The no-holds-barred presentation lifts all parts of the game. A couple of logic-based puzzles might have seemed quite dry in another context, but implemented with Soviet control boxes or hefty nuclear fuel cells they’re a thrill to complete. The array of unfamiliar apparatus has a downside, depending on your puzzle tastes: many parts of the game rely on reading instructions in some form to know what to do. There’s nothing particularly wrong with that – all such instructions are well presented and make sense, and didn’t become bottlenecks for us – it’s just nice when a puzzle doesn’t need to tell you what you’re aiming for, because you can work it out from exploration and from the logic of what you’re trying to do.

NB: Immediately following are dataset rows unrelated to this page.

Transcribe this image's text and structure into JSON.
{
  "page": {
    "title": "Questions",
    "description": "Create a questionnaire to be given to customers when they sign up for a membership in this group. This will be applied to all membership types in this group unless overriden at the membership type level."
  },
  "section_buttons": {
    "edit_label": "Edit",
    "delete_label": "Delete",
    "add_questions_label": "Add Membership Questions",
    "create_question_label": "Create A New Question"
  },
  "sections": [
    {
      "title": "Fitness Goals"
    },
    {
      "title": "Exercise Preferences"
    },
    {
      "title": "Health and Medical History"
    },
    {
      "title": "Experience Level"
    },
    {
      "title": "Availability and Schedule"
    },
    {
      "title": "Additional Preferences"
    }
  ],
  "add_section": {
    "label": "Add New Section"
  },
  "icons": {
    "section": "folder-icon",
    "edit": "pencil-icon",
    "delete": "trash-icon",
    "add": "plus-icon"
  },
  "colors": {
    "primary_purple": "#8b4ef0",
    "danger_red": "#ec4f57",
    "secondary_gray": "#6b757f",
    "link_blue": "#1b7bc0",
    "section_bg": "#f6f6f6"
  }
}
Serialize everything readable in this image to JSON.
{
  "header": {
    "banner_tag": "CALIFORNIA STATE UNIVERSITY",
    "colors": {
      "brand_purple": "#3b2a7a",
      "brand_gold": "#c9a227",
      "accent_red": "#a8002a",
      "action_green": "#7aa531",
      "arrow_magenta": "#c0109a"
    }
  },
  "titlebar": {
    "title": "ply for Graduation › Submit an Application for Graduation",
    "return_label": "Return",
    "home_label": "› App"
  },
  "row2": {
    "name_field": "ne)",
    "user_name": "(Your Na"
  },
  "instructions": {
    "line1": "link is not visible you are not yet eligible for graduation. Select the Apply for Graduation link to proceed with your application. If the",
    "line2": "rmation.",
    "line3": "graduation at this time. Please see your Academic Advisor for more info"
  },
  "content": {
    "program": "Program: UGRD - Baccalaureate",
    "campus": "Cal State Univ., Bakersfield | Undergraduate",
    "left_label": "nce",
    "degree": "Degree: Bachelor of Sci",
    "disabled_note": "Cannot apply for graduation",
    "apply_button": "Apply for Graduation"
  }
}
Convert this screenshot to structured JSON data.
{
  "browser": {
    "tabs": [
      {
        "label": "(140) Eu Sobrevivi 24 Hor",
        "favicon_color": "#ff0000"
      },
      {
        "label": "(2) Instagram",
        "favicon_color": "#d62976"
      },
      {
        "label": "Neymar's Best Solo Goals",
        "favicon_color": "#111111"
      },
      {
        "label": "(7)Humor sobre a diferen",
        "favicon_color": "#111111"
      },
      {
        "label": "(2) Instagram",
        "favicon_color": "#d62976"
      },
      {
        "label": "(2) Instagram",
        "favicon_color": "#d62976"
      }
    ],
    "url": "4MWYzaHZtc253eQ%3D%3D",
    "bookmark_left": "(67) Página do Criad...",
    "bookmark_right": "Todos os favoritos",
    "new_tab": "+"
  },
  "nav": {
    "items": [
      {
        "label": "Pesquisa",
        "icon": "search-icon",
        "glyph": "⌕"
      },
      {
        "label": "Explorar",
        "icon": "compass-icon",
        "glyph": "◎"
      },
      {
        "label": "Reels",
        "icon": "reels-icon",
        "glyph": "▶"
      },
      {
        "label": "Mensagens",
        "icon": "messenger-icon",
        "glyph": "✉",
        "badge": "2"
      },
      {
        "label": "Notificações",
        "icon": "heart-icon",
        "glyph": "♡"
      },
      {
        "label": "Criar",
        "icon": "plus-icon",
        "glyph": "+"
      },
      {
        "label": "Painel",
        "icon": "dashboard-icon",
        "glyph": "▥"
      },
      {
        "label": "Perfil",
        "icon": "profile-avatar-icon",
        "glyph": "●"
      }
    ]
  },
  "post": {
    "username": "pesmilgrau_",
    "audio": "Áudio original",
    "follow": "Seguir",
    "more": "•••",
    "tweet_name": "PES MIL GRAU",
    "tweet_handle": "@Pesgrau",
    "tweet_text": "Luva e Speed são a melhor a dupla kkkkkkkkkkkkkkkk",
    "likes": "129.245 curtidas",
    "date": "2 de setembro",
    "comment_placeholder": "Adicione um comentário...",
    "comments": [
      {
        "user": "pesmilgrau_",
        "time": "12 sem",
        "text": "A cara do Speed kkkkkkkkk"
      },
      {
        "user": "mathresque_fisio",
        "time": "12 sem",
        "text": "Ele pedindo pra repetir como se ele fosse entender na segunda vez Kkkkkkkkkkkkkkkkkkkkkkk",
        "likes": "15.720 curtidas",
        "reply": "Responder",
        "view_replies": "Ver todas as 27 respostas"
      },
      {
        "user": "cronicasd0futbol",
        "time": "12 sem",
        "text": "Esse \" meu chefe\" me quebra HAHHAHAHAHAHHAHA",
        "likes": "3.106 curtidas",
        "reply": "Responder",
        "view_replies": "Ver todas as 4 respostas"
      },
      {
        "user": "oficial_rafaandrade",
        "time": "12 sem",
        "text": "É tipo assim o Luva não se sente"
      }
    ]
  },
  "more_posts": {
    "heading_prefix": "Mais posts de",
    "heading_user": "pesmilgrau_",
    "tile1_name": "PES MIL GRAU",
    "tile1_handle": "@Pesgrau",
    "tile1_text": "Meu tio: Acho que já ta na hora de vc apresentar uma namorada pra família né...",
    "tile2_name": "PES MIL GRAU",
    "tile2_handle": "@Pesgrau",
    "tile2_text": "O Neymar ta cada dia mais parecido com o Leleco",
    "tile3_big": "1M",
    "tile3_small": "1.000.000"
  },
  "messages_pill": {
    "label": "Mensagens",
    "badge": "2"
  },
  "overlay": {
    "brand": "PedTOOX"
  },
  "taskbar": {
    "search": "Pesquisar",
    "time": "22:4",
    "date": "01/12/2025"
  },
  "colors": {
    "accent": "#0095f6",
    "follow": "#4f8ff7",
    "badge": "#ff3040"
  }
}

Of course, the majority of teams prefer plenty of guidelines to point them in the right direction, and Reactorvate is a game well suited to less experienced players – for enthusiasts, it’s biggest weakness is that it’s on the short side. However, even if I’d have liked a little more content, what there is is superb. Once again it builds up to an ever-more impressive ending that showcases Escapologic’s flair for wonderfully over the top theatrics, and then some. For set and spectacle, this is one of the company’s best even by Escapologic’s high standards; and though you may finish it quickly, there’s a lot of fun packed into a short game.